Ms. Falconio co-manages $1.5 billion invested in mortgage-backed securities and Treasuries in two Oppenheimer funds: the Limited Term Government Fund, a shorter-duration fund, and the U.S. Government Fund, which is of intermediate duration. Both funds' portfolios looked substantially different six months ago, she said.
"We'll never hold a position in something that is really refinanceable," she said. "We don't want to take the risk of holding something that has very high prepayment risk in collateral."
OppenheimerFunds uses a "barbell approach" that mitigates prepayment risk by holding discount collateral and high coupon collateral, said Ms. Falconio.
Six months ago the fund was invested heavily in higher-coupon collateral and collateralized mortgage obligations, with most holdings out of the refinancing range, she said.
By September 1997, the focus was shifted down the coupon curve to maintain longer-duration funds. During the past three months, Oppenheimer Funds have been trying to decrease price compression.

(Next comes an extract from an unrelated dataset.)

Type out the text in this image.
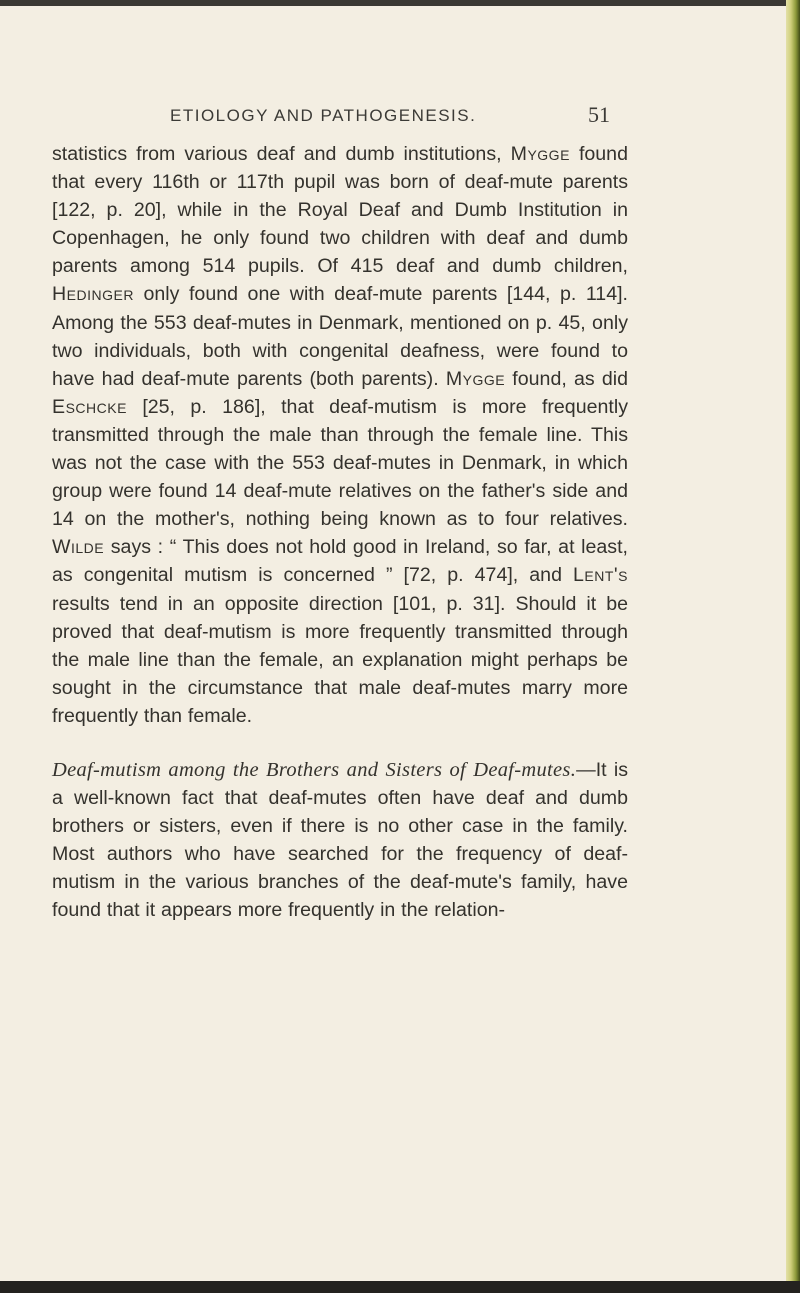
ETIOLOGY AND PATHOGENESIS.	51

statistics from various deaf and dumb institutions, Mygge found that every 116th or 117th pupil was born of deaf-mute parents [122, p. 20], while in the Royal Deaf and Dumb Institution in Copenhagen, he only found two children with deaf and dumb parents among 514 pupils. Of 415 deaf and dumb children, Hedinger only found one with deaf-mute parents [144, p. 114]. Among the 553 deaf-mutes in Denmark, mentioned on p. 45, only two individuals, both with congenital deafness, were found to have had deaf-mute parents (both parents). Mygge found, as did Eschcke [25, p. 186], that deaf-mutism is more frequently transmitted through the male than through the female line. This was not the case with the 553 deaf-mutes in Denmark, in which group were found 14 deaf-mute relatives on the father's side and 14 on the mother's, nothing being known as to four relatives. Wilde says : “ This does not hold good in Ireland, so far, at least, as congenital mutism is concerned ” [72, p. 474], and Lent's results tend in an opposite direction [101, p. 31]. Should it be proved that deaf-mutism is more frequently transmitted through the male line than the female, an explanation might perhaps be sought in the circumstance that male deaf-mutes marry more frequently than female.

Deaf-mutism among the Brothers and Sisters of Deaf-mutes.—It is a well-known fact that deaf-mutes often have deaf and dumb brothers or sisters, even if there is no other case in the family. Most authors who have searched for the frequency of deaf-mutism in the various branches of the deaf-mute's family, have found that it appears more frequently in the relation-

Oppenheimer expects that Treasury yields will rise again as the Asian crisis "becomes a little mitigated" after the first quarter, she said. She predicts that attention will turn to the domestic economy and the low inflation, strong growth, and tight labor markets in the United States.
"We're going to go from underweight to somewhat neutral, even given the market rally, because we think that people are going to have a lot more money to invest,"she said.
Franklin Templeton Group in San Mateo, Calif., has kept an eye on mortgage prepayments, especially for the Franklin Adjustable U.S. Government Securities Fund which invests heavily in adjustable-rate, mortgage-backed securities, said T. Anthony Coffey, portfolio manager.
"Asia and low inflation argue for lower rates and the extent to which the situation in Asia impacts domestically could certainly carry the day," he said. "On the other hand, you have consistently strong demand in the U.S."
Mr. Coffey uses a buy-and-hold strategy. "A lot of the securities that we owned are relatively seasoned securities, in excess of five years," he said.
"Our view right now is somewhat that we're going to be in a trading range over the near term."